The country's gross domestic product grew by 5.2 percent in the first quarter, down from 5.6 percent a year earlier and 6.6 percent in the last quarter of 2014.

Socio-Economic Planning Secretary Arsenio Balisacan said the slow pace of public spending, particularly in construction, resulted in growth that was lower than government and market expectations.

Balisacan said the economy is expected to expand faster in the coming months as public spending picks up.

Decades of corruption in government, and vulnerability to natural disasters such as typhoons, have meant the Philippines lagged other Southeast Asian nations such as Thailand, Malaysia and Singapore in economic development. But a push to reduce poverty and improve infrastructure by the government of President Benigno Aquino III has resulted in higher annual growth rates in the past half-decade.

Finance Secretary Cesar Purisima said the government was "less concerned" about the quarterly figures "than getting the foundations of our growth right."

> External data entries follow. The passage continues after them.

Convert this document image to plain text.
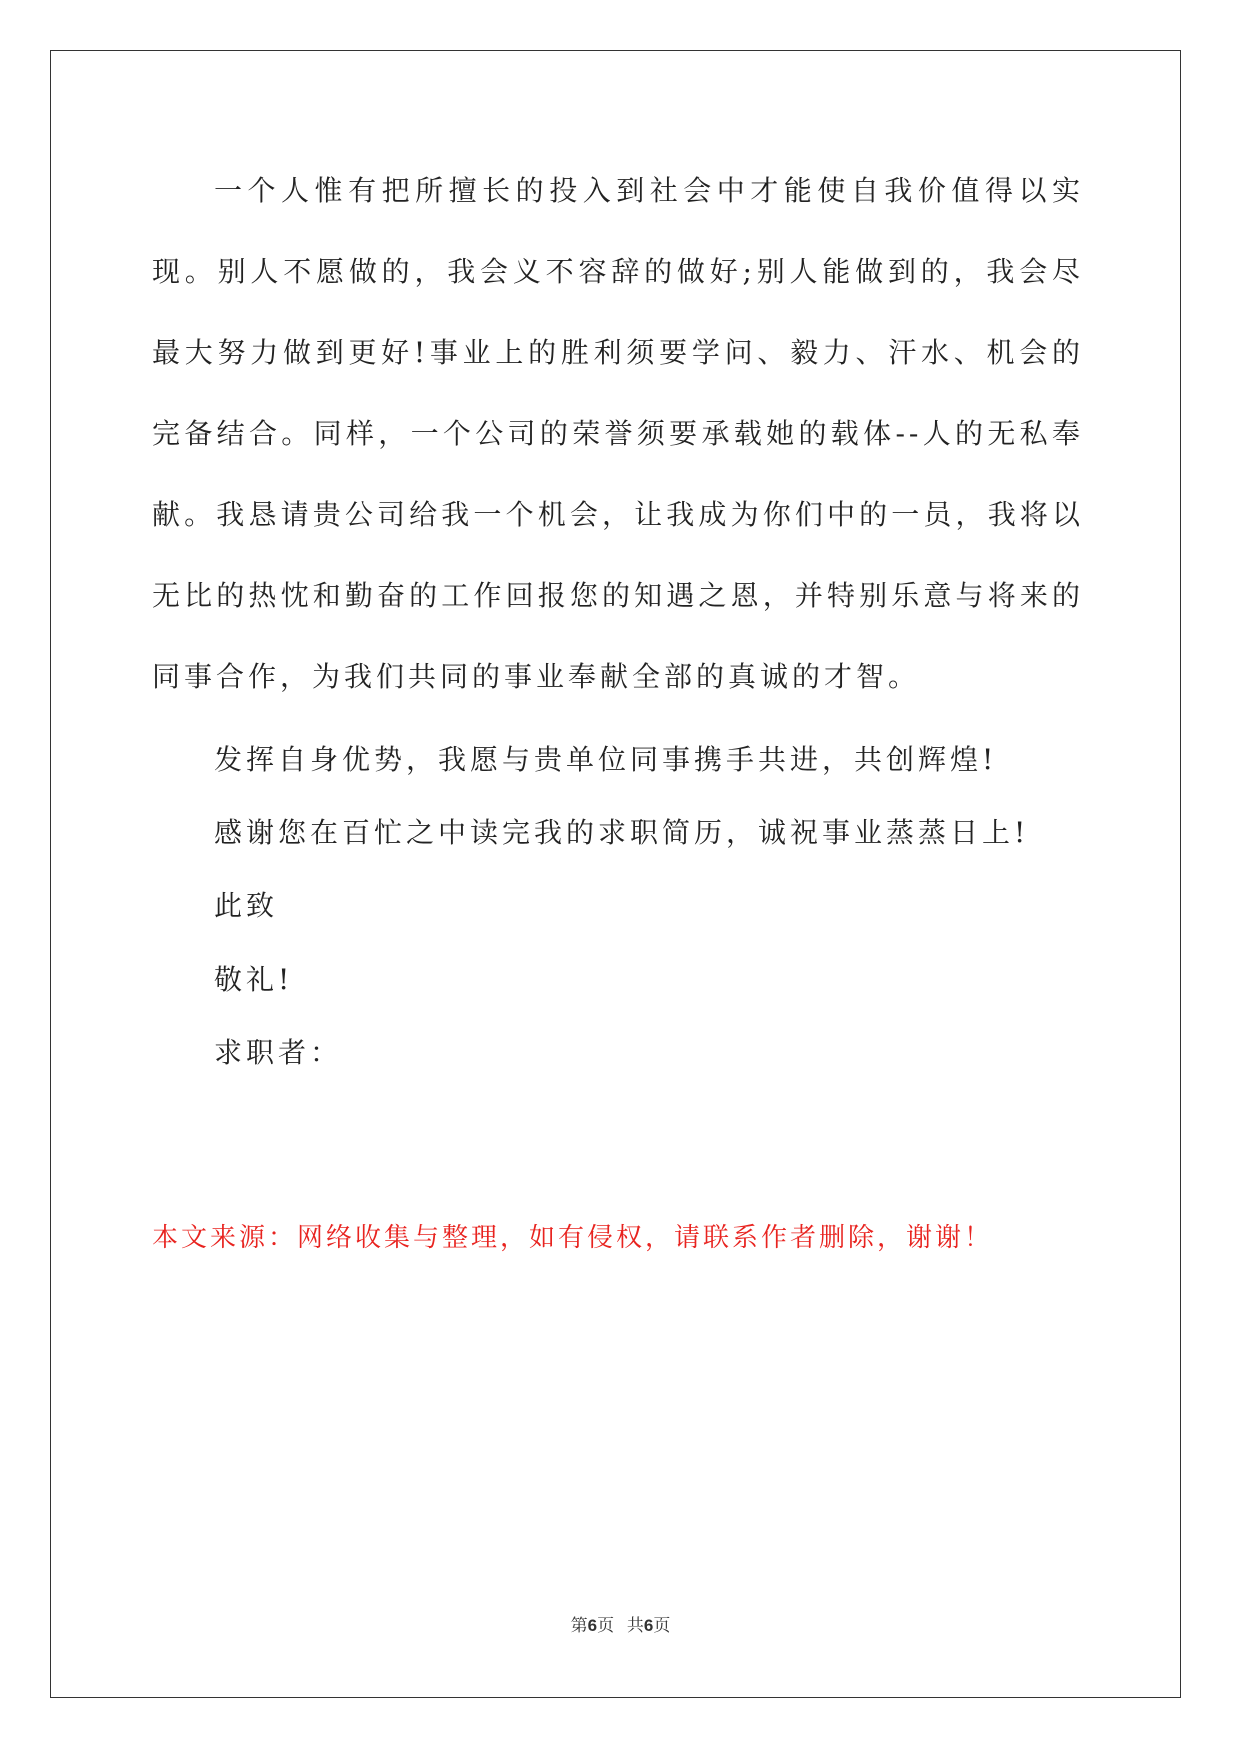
一个人惟有把所擅长的投入到社会中才能使自我价值得以实现。别人不愿做的，我会义不容辞的做好;别人能做到的，我会尽最大努力做到更好!事业上的胜利须要学问、毅力、汗水、机会的完备结合。同样，一个公司的荣誉须要承载她的载体--人的无私奉献。我恳请贵公司给我一个机会，让我成为你们中的一员，我将以无比的热忱和勤奋的工作回报您的知遇之恩，并特别乐意与将来的同事合作，为我们共同的事业奉献全部的真诚的才智。

发挥自身优势，我愿与贵单位同事携手共进，共创辉煌!

感谢您在百忙之中读完我的求职简历，诚祝事业蒸蒸日上!

此致

敬礼!

求职者：

本文来源：网络收集与整理，如有侵权，请联系作者删除，谢谢！
第6页 共6页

"It is not always easy or fast, but growing with the right foundations makes our trajectory more sustainable," Purisima said. "We are cognizant of the opportunities ahead and will resolve to boost government capacity to spend at the right pace."

Among the five biggest Southeast Asian economies, he said the Philippines was the second fastest growing economy in the first quarter after Malaysia.

Balisacan said growth over the past five years "remains the highest" recorded since the mid-1970s despite the first quarter slowdown.

With a national population of 100.9 million, per capita GDP growth declined to 3.4 percent from 3.8 percent.

Service industries contributed the most to GDP growth, accounting for 3.1 percentage points followed by industry's 1.9 percentage points and 0.2 percentage point from agriculture.

"Despite this lower-than-expected growth, it is reasonable to believe that the economy will grow at a faster rate in the remaining quarters," Balisacan said.

He said the Department of Budget and Management has reported a "trend toward faster government spending."